Das sind die aufschlussreichsten Fakten:

Mehr Umsatz, weniger Verlust

Im vergangenen Jahr setzte Klarna umgerechnet rund 2,1 Milliarden Euro um – 20 Prozent mehr als 2022. Ein gewohnt starker Zuwachs, den sich das Fintech in den Vorjahren oft noch durch hohe Marketingausgaben erkaufte. Das war im vergangenen Jahr nicht so. Laut der Bilanz ging der Verlust nämlich um mehr als 76 Prozent auf 230 Millionen Euro zurück, im dritten Quartal 2023 konnte Klarna zeitweise gar einen Überschuss verbuchen.
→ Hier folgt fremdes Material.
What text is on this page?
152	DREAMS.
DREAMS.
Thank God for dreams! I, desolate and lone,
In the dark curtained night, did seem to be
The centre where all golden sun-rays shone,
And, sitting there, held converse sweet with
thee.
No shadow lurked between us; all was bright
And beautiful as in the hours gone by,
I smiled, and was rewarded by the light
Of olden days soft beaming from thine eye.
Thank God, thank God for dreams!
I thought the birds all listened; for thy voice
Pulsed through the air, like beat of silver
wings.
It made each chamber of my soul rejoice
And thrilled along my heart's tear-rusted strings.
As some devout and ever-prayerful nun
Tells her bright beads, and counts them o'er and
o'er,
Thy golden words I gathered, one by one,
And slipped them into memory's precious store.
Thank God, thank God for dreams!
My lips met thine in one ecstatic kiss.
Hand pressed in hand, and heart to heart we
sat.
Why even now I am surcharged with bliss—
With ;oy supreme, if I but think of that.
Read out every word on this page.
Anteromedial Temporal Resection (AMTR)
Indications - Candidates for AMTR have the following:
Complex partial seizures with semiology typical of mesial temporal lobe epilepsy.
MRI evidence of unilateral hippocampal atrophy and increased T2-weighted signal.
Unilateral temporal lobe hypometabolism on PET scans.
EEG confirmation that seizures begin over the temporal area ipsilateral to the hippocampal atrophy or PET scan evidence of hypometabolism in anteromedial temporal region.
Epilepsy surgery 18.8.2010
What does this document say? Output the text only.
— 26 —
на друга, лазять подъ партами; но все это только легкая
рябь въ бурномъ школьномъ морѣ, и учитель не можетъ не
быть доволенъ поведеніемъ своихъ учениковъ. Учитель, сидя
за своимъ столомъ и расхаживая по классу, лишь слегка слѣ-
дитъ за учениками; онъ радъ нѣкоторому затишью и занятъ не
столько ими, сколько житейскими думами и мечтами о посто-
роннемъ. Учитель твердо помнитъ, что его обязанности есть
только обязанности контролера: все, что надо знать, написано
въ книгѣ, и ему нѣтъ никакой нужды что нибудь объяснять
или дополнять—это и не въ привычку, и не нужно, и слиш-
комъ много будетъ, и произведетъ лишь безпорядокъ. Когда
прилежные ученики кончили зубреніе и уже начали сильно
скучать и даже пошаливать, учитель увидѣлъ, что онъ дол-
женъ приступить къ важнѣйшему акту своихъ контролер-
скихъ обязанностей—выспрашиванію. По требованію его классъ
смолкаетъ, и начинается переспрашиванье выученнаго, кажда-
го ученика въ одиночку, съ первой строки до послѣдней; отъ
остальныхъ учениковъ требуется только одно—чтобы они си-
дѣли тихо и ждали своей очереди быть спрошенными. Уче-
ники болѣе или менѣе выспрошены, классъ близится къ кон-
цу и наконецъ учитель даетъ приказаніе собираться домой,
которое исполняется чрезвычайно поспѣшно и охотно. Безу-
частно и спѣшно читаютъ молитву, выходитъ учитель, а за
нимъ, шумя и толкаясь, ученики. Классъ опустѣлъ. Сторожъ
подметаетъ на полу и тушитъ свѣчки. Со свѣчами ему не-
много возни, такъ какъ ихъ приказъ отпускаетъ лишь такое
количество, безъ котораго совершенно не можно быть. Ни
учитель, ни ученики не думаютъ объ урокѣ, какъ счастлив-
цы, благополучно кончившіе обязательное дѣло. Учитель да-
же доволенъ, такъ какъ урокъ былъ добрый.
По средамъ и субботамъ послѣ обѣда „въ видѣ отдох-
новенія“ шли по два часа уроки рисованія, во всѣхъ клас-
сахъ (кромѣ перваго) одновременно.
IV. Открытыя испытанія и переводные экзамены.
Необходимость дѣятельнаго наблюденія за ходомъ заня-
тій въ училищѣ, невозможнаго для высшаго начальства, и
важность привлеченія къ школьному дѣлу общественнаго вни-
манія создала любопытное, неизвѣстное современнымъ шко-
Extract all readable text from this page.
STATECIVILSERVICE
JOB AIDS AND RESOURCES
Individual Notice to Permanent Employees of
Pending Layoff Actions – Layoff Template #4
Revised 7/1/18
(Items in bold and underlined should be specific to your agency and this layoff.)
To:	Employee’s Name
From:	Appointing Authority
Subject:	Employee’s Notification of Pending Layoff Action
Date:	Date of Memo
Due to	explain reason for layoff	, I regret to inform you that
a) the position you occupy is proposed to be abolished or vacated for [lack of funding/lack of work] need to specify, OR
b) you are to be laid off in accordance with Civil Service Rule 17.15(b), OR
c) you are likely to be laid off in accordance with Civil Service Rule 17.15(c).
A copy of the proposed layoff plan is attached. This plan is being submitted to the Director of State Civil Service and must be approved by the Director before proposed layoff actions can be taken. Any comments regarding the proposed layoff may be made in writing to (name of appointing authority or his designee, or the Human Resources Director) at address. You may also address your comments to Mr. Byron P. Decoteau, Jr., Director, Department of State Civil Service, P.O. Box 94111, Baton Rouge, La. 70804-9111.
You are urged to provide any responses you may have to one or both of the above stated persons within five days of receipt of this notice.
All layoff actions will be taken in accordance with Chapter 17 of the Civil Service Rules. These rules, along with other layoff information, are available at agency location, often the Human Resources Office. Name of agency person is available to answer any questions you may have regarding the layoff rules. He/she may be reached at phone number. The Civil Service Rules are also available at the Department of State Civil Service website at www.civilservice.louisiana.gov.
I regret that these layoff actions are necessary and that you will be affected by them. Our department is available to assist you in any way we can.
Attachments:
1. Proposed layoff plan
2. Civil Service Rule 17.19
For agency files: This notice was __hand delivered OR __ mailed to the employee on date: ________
Dazu beigetragen haben vor allem Kosteneinsparungen: So reduzierte das Unternehmen die Lohnkosten durch einen umfangreichen Stellenabbau um rund 50 Millionen Euro. Die Mitarbeitenden im Vertrieb und Marketing mussten zudem mit rund 30 Prozent weniger Budget auskommen.

Bruttomarge wird konkurrenzfähiger

Auch wenn Klarna – abgesehen von einem Quartal – noch keine schwarzen Zahlen schreibt, seine Bruttomarge konnte das Unternehmen im vergangenen Jahr schon deutlich verbessern. Die Kennzahl beschreibt den prozentualen Vorsteuergewinn nach Abzug aller direkten Produktionskosten – im Falle von Klarna vor allem Zins- und Provisionszahlungen sowie Kreditausfälle. Während sie im Vorjahr noch 38 Prozent betrug, konnte Klarna seine Bruttomarge 2023 Jahr auf 50 Prozent steigern. Zum Vergleich: US-Konkurrent Affirm kommt auf Margen von etwas über 60 Prozent. Die Stoßrichtung des schwedischen Fintechs stimmt also schon einmal.

1000 Stellen abgebaut

Klarna machte in den vergangenen Jahren immer wieder Schlagzeilen mit Entlassungswellen. Zuletzt lagerte das Fintech circa 250 Stellen im Kundenservice aus. Weitere Entlassungen sollten erstmal nicht folgen – allerdings kündigte das Unternehmen an, Stellen nicht nachzubesetzen, um organisch zu schrumpfen. Das zeigt sich auch im aktuellen Jahresbericht. Um durchschnittlich mehr als 1000 Stellen hat sich Klarna 2023 im Vergleich zum Vorjahr verkleinert.

KI kann 700 Beschäftigte ersetzen

Wie Klarna mitteilt, hat auch der Einsatz von Künstlicher Intelligenz zur starken Reduktion des Teams beigetragen, vor allem im Kundensupport. Dort soll ein KI-Assistent bereits die Arbeitslast von 700 Beschäftigten erledigen – bei gleicher Kundenzufriedenheit. Kundenanfragen würden nun in zwei statt vormals elf Minuten gelöst und wiederkehrende Anfragen seien um 25 Prozent reduziert worden. Für das aktuelle Jahr erwartet das Unternehmen durch die Technologie eine Gewinnsteigerung von knapp 37 Millionen Euro. Klarna-CEO Siemiatkowski plant, mit der Technologie in Zukunft noch weitere Stellen zu ersetzen.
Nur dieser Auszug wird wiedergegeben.